We can keep answers with the top $20\%$ of scores. 

In [4]:
from transformers import pipeline
import numpy as np
from math import  ceil
from tqdm import tqdm
import json

threshold = 0.20
default_max_length = 512

answer_judge = pipeline("zero-shot-classification", model= "MoritzLaurer/DeBERTa-v3-base-mnli-fever-anli", device=0)

for i, q in tqdm(enumerate(question_set)):
    scores = [] 
    for index in question_set[q]:
        answer = dataset["train"][index]['answer']
        prompt = f"""
        Does the following answer reliably answer the question 
        {q}
        Provide a yes/no response. 
        Answer: {answer}
        """
        candidate_labels = ["yes"]
        res = answer_judge(prompt, candidate_labels)
        scores.append(res['scores'][0])
    sorted_indices = np.argsort(scores)
    total_selects = ceil(len(sorted_indices) * threshold)
    sorted_indices = sorted_indices[-total_selects:].tolist()
    question_set[q] = sorted_indices
    
    with open("../log/q_{}.json".format(i), "w") as f:
        json.dump({q : sorted_indices}, f)

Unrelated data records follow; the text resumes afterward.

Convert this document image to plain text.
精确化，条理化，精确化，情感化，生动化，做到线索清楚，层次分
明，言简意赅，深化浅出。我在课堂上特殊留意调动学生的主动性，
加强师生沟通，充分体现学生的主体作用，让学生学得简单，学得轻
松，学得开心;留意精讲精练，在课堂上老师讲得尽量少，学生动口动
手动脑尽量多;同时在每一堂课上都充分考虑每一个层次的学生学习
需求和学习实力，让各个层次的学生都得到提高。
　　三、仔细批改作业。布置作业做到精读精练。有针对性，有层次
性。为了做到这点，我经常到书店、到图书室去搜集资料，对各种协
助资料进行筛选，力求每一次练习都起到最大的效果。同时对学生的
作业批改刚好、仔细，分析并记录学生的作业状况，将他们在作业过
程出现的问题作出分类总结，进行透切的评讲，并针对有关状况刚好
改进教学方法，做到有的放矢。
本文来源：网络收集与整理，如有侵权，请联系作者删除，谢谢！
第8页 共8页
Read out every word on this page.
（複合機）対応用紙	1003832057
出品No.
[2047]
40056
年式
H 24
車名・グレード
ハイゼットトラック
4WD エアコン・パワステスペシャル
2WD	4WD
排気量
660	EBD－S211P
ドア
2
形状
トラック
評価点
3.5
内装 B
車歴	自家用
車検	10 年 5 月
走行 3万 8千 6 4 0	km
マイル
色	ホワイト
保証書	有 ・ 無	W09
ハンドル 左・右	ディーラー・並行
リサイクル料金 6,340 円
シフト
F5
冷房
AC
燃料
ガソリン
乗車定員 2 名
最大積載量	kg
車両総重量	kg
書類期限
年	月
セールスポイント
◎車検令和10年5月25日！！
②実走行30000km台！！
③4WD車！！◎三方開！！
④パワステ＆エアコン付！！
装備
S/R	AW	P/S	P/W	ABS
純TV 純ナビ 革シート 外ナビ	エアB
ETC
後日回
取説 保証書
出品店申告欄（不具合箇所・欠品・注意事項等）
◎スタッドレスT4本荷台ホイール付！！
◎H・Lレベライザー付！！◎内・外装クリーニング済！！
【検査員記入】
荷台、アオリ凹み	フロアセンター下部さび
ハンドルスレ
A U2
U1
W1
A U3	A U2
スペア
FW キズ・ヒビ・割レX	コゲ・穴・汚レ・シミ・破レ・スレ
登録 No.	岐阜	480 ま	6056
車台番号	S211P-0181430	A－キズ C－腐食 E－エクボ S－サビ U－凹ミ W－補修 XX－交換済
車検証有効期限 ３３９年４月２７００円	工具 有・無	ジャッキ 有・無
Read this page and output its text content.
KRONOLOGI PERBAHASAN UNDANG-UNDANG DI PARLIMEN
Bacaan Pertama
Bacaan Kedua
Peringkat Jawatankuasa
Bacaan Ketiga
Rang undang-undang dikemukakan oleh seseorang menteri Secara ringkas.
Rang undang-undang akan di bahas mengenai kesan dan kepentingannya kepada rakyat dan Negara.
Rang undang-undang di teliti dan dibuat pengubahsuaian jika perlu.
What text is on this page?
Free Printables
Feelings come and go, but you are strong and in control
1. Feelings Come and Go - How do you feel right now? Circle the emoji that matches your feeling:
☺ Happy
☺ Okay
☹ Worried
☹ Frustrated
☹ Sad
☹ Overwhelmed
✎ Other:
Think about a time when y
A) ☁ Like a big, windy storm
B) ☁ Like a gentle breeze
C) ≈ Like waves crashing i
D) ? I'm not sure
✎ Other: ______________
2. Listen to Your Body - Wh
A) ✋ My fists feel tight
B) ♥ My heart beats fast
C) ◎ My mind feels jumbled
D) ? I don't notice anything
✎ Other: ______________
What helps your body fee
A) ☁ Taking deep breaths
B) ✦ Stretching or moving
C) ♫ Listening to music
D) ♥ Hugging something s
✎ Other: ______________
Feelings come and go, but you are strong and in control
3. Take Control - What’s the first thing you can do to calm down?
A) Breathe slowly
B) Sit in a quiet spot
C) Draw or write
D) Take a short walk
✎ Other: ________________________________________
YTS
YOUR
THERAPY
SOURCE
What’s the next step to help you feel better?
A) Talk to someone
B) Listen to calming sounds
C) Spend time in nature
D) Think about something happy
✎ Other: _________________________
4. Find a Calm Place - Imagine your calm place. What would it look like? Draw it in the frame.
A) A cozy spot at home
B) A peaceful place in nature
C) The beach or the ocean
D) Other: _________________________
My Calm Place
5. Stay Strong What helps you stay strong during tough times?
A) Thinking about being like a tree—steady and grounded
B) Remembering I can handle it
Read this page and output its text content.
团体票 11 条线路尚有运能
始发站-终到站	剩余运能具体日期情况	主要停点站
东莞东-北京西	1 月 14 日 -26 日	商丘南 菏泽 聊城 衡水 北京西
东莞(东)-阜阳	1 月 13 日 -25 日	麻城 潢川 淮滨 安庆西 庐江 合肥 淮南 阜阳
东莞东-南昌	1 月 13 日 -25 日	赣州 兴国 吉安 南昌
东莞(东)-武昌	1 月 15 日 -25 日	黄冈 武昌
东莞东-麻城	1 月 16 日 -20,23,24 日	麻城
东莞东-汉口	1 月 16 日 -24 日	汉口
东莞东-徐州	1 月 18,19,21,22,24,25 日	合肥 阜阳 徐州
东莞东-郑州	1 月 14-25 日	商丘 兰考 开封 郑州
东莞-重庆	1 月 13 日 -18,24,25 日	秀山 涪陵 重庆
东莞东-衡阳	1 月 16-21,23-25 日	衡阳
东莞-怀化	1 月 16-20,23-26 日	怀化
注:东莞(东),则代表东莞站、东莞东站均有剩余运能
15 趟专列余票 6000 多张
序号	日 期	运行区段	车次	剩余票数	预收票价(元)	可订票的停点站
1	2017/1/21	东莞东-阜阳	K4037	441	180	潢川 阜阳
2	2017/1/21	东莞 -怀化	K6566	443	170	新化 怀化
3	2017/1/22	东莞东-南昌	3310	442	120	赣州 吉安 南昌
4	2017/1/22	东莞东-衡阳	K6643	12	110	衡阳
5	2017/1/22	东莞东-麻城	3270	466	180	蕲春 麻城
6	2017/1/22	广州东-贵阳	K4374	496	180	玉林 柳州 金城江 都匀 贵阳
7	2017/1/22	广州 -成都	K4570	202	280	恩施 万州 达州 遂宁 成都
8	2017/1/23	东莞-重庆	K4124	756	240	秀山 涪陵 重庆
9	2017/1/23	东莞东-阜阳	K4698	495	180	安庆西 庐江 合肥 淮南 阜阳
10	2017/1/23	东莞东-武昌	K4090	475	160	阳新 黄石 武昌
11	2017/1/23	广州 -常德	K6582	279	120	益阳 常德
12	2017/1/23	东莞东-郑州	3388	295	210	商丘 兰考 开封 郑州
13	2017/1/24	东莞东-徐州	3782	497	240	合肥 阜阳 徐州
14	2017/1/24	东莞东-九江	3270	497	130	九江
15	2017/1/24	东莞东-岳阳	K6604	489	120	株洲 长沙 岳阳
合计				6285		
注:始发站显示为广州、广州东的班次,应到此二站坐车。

0it [00:00, ?it/s]Asking to truncate to max_length but no maximum length is provided and the model has no predefined maximum length. Default to no truncation.
You seem to be using the pipelines sequentially on GPU. In order to maximize efficiency please use a dataset
26it [01:30,  3.47s/it]


OutOfMemoryError: CUDA out of memory. Tried to allocate 24.96 GiB. GPU 0 has a total capacity of 5.80 GiB of which 3.66 GiB is free. Process 8125 has 870.00 MiB memory in use. Including non-PyTorch memory, this process has 1.28 GiB memory in use. Of the allocated memory 883.76 MiB is allocated by PyTorch, and 324.24 MiB is reserved by PyTorch but unallocated. If reserved but unallocated memory is large try setting PYTORCH_CUDA_ALLOC_CONF=expandable_segments:True to avoid fragmentation.  See documentation for Memory Management  (https://pytorch.org/docs/stable/notes/cuda.html#environment-variables)